Unlock the Muse – June 27, 2018

It’s the end of June. 2018 is half over already. How is that possible? Nonetheless, it is true. And it also means it is time once again for Camp NaNoWriMo, July edition. For this session, I’ve decided to return to a sci-fi/fantasy hybrid novel that I started some time ago. Lately it has been clamoring for my attention

Here is your writing prompt for this week:

Setting the stage: Is the time and place of your latest story clear? Go through your work, and extract words or phrases that depict the surroundings. Have you clearly set the place and time?

This week I began reading the chapter on dialogue in The 3 A.M. Epiphany, by Brian Kiteley. A real life conversation is messy, but a fictional one can’t afford to be. It’s important to make every word count in your fictional conversations – those said as well as unsaid. In fact, what goes unsaid is often even more important. Here’s an exercise to help you focus on body language:

Write a “conversation” in which no words are said. It might be best to have a stranger observe this conversation, rather than showing us the thoughts of one of the people involved in the conversation, because the temptation to tell us what the conversation is about is so great from inside of the conversation. 600 words.



Happy writing!

Please consider sharing your response to the writing exercise. Got a question? Just ask!

Unlock the Muse – June 20, 2018

We’re nearing the end of June. Summer officially begins tomorrow. I don’t know what it’s like where you are, but where I live, temperatures are growing uncomfortably warm. But I am from Oregon, and what is uncomfortable to me is time-to-put-the-sweaters-away perfect for someone else.

Your writing prompt for this week is:

Characterization check: Take a central character from your latest story, and jot down attributes, physical features, mannerisms, goals, fears, secrets and any other relevant characteristics.
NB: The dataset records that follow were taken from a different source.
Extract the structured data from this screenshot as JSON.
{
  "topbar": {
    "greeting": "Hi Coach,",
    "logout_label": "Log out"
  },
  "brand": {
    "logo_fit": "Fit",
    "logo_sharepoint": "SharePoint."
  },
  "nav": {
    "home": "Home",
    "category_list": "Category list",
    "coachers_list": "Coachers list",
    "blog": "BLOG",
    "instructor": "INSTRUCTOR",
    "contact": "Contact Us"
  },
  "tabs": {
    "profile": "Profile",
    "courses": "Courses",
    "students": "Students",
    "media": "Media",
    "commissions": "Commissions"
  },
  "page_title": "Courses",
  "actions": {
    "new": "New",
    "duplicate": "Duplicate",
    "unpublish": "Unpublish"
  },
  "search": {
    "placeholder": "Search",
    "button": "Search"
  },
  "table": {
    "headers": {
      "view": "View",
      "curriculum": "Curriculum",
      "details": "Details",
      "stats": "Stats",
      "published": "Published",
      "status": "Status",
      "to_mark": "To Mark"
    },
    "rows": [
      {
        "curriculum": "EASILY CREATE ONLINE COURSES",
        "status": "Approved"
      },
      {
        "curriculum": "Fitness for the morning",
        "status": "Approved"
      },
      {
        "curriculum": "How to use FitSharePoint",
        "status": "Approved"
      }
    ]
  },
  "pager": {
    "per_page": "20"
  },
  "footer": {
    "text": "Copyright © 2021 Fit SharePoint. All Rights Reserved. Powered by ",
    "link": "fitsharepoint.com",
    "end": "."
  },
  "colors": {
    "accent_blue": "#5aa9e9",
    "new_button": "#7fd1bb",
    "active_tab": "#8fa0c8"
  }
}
Take this list and compare it to your story, do you spot any places where he or she is acting “out of character”?

Fiction comes from a variety of sources – history, observation, experience, pure imagination. From The 3 A.M. Epiphany, by Brian Kiteley:

Fiction need not be the least bit autobiographical, or it may be nearly pure autobiography. Nevertheless, the exploration of your own history can be very useful in the search for subject matter for your fiction. Even the most experimental, objective, or distanced story usually has an element of autobiography in it, something analogous to the author’s experience.

Explore your personal history. Write down your memories, experiences, observations. Keep a journal and play around with the ideas, see where they take you.

It’s vocabulary week! I haven’t been especially inspired by a specific word lately. So let’s take a look at a potentially dangerous word:



1. The action of delaying or postponing something.

It also has some fun and interesting synonyms: dithering, stalling, hesitation, vacillation, dilly-dallying, shilly-shallying.

The word procrastination is derived from the Latin verb procrastinare, combining the prefix pro- “forward” with crastinus “of tomorrow” – hence, moving something forward from one day until the next. Here is a fun article on the history of the word procrastination from slate.com.

Happy writing!

Please consider sharing your response to the writing exercise. Got a question? Just ask!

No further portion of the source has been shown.